Fish Tank
One of the most fundamental questions that any art form can answer for us is “How do other people live?” What are there lives like; what do they do? What is it like to look through the eyes of another person? Film is particularly suited to providing us these insights and it is in this vein that Fish Tank, written and directed by Andrea Arnold, flows.
Fifteen-year-old Mia lives with her mother and her younger sister in a small apartment. The small apartment is one of a great many in a very large building. One morning, Mia is making tea in the kitchen when her mother’s new boyfriend appears. A complicated and bruising relationship develops, lubricated by a steady stream of alcohol consumed by all parties.
The story is perhaps predictable, and none of the events of the movie are surprising.
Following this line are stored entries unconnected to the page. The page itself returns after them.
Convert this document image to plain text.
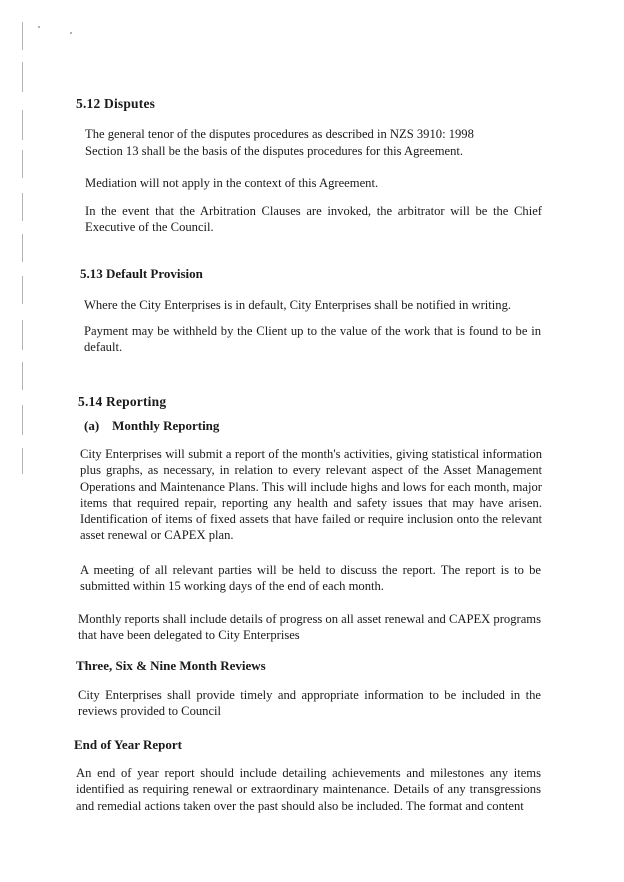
5.12 Disputes

The general tenor of the disputes procedures as described in NZS 3910: 1998

Section 13 shall be the basis of the disputes procedures for this Agreement.

Mediation will not apply in the context of this Agreement.

In the event that the Arbitration Clauses are invoked, the arbitrator will be the Chief Executive of the Council.

5.13 Default Provision

Where the City Enterprises is in default, City Enterprises shall be notified in writing.

Payment may be withheld by the Client up to the value of the work that is found to be in default.

5.14 Reporting
(a)    Monthly Reporting

City Enterprises will submit a report of the month's activities, giving statistical information plus graphs, as necessary, in relation to every relevant aspect of the Asset Management Operations and Maintenance Plans. This will include highs and lows for each month, major items that required repair, reporting any health and safety issues that may have arisen. Identification of items of fixed assets that have failed or require inclusion onto the relevant asset renewal or CAPEX plan.

A meeting of all relevant parties will be held to discuss the report. The report is to be submitted within 15 working days of the end of each month.

Monthly reports shall include details of progress on all asset renewal and CAPEX programs that have been delegated to City Enterprises

Three, Six & Nine Month Reviews

City Enterprises shall provide timely and appropriate information to be included in the reviews provided to Council

End of Year Report

An end of year report should include detailing achievements and milestones any items identified as requiring renewal or extraordinary maintenance. Details of any transgressions and remedial actions taken over the past should also be included. The format and content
Mia develops a crush on her mother’s boyfriend, the boyfriend treats her by turns as a child he’s tending and a woman he’s wooing, and the culmination is an inappropriate sexual relationship. While Mia’s mother is jealous of her young and pretty daughter in a generalized way, she doesn’t realize or is blinding herself to the extend of their relationship. The boyfriend turns out to be a married father of one, something Mia discovers after he leaves their lives, crushing both her and her mother.
The cinematography is the gem of this movie. Each shot is framed to show you exactly what Mia is seeing. The camerawork literally allows you to see through her eyes and hear through her ears. When she wakes in the morning, the sun blinds the viewers, the shot is sideways, and all sounds come muffled and faraway. When she is becoming aware of her attraction to her mother’s boyfriend, everything slows and underneath the dialog is a very subtle beat, as if you can hear the blood pounding in her ears with her. Her empathy for those creatures with even less control of their lives than her is brought to the forefront by truly breathtaking framing. Robbie Ryan’s work is nothing less than amazing in this film.
In the end, Fish Tank is a portrait. Like many portraits, one can see pieces of one’s self in it, but not completely. It is one girl’s life and one girl’s story, and any truths gleaned are not universal. They are deeply personal.